Almost CONGRATS!  :o
(almost until codecompletion is finished)

About the File Unicode thing, C::B must save (by default) the files in ASCII mode (with options to save in UTF-8, UTF-16LE/BE as notepad haves).
Because most if not all compilers doesn't support unicode, only old plain ASCII.

And when saving text to a file in Unicode don't forget to put the BOM (Byte Order Mark) so all text editors know that is a file encoded in Unicode.
http://www.websina.com/bugzero/kb/unicode-bom.html
Of course when reading a file also take care of the BOM.

That's it =D

Offline rickg22

  • Lives here!
  • ****
  • Posts: 2283
Re: UNICODE: ATTENTION ALL DEVS
« Reply #70 on: August 07, 2005, 11:12:33 pm »
Almost CONGRATS!  :o
(almost until codecompletion is finished)

Remove that "almost", I just committed codecompletion to CVS :-)

IT'S FINISHED, YAY! :D

Edit: Emm... oops, I forgot to do the todo plugin (ironically) :oops:

Edit: Thanks to elvstone for converting the todo plugin. WE'RE FINISHED!!!!
« Last Edit: August 08, 2005, 12:41:30 am by rickg22 »

Offline rickg22

  • Lives here!
  • ****
  • Posts: 2283
Re: UNICODE: ATTENTION ALL DEVS
« Reply #71 on: August 07, 2005, 11:18:48 pm »

About the File Unicode thing, C::B must save (by default) the files in ASCII mode (with options to save in UTF-8, UTF-16LE/BE as notepad haves).
Because most if not all compilers doesn't support unicode, only old plain ASCII.

And when saving text to a file in Unicode don't forget to put the BOM (Byte Order Mark) so all text editors know that is a file encoded in Unicode.
http://www.websina.com/bugzero/kb/unicode-bom.html
Of course when reading a file also take care of the BOM.
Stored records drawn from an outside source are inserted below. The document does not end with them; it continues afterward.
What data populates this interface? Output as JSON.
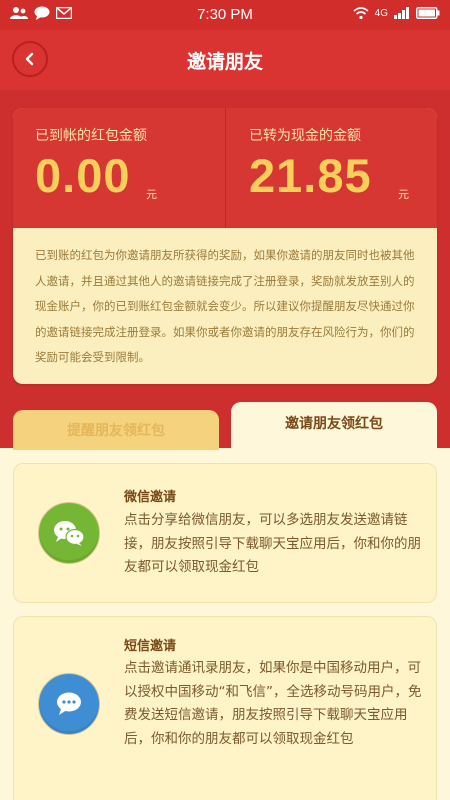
{
  "status_bar": {
    "time": "7:30 PM",
    "left_icons": [
      "contacts-icon",
      "chat-bubble-icon",
      "mail-icon"
    ],
    "right_icons": [
      "wifi-icon",
      "signal-icon",
      "battery-icon"
    ],
    "network_label": "4G"
  },
  "header": {
    "title": "邀请朋友",
    "back_icon": "chevron-left-icon"
  },
  "summary": {
    "received": {
      "label": "已到帐的红包金额",
      "value": "0.00",
      "unit": "元"
    },
    "converted": {
      "label": "已转为现金的金额",
      "value": "21.85",
      "unit": "元"
    },
    "description": "已到账的红包为你邀请朋友所获得的奖励，如果你邀请的朋友同时也被其他人邀请，并且通过其他人的邀请链接完成了注册登录，奖励就发放至别人的现金账户，你的已到账红包金额就会变少。所以建议你提醒朋友尽快通过你的邀请链接完成注册登录。如果你或者你邀请的朋友存在风险行为，你们的奖励可能会受到限制。"
  },
  "tabs": [
    {
      "label": "提醒朋友领红包",
      "active": false
    },
    {
      "label": "邀请朋友领红包",
      "active": true
    }
  ],
  "methods": [
    {
      "title": "微信邀请",
      "description": "点击分享给微信朋友，可以多选朋友发送邀请链接，朋友按照引导下载聊天宝应用后，你和你的朋友都可以领取现金红包",
      "icon": "wechat-icon"
    },
    {
      "title": "短信邀请",
      "description": "点击邀请通讯录朋友，如果你是中国移动用户，可以授权中国移动“和飞信”，全选移动号码用户，免费发送短信邀请，朋友按照引导下载聊天宝应用后，你和你的朋友都可以领取现金红包",
      "icon": "sms-bubble-icon"
    }
  ],
  "colors": {
    "primary_red": "#d93431",
    "gold": "#f7d05b",
    "cream": "#fff7d9",
    "wechat_green": "#75b734",
    "sms_blue": "#3f8ed3"
  }
}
Please enlighten us about it! I don't know how to do that :-(

Also, some plugins also read the files, I don't think they're ready to handle the difference between ANSI and Unicode yet. But at least STAGE 1 has been completed. We'll keep developing and fixing bugs.

takeshimiya

  • Guest
Re: UNICODE: ATTENTION ALL DEVS
« Reply #72 on: August 07, 2005, 11:58:11 pm »
It's official, time to Celebrate!!
Congratulations all for all the hard work, I'm sure that now your dreams contains some _() and _T() between sheeps :lol:

Here are more info:
http://www.microsoft.com/globaldev/getwr/steps/wrg_unicode.mspx

I never tried using wx, but I think that to know the BOM it's something like:

Code
When reading any text file:
wxString file; // a file loaded entirely in a string

#ifdef UNICODE
    if(file[0] == 0xEF && file[1] == 0xBB && file[2] == 0xBF)
        // it's in UTF-8, wxMBConvert-it

    else if(file[0] == 0xFE && file[1] == 0xFF)
        // it's in UTF-16BE, wxMBConvert-it

    else if(file[0] == 0xFF && file[1] == 0xFE)
        // it's in UTF-16LE, wxMBConvert-it

    else
        // it's in ASCII, wxMBConvert-it
#else
    if(file[0] == 0xEFBB)
        // it's in UTF-8, wxMBConvert-it

    else if(file[0] == 0xFEFF)
        // it's in UTF-16BE, wxMBConvert-it

    else if(file[0] == 0xFFFE)
        // it's in UTF-16LE, wxMBConvert-it

    else
        // it's in ASCII, do nothing
#endif

I don't know if this works, or if it's the best way, there was some discussion in the wx-mailing list to put this functionality in the wxMBConv classes or wxTexFile classes, etc
There was some patchs for this, I don't know what is the current state of this.

takeshimiya

  • Guest
Re: UNICODE: ATTENTION ALL DEVS
« Reply #73 on: August 08, 2005, 12:05:11 am »
But well, I hope that C::B compiles in wx2.6+UNICODE+LINUX without lots of segfaults :)

So now a lot of test in linux is requiered, test in different distros with their owns versions of wxGTK2 Unicode (specially Ubuntu, Debian, Mandriva, and Fedora, they seem to be the more widespreaded right now). Any type of testing in linux is appreciated!

Please post in http://forums.codeblocks.org/index.php?topic=317 the results

Offline rickg22

  • Lives here!
  • ****
  • Posts: 2283
Re: UNICODE: ATTENTION ALL DEVS
« Reply #74 on: August 08, 2005, 12:43:38 am »
OK then! :)

Time to move on. Let's squash some bugs! :P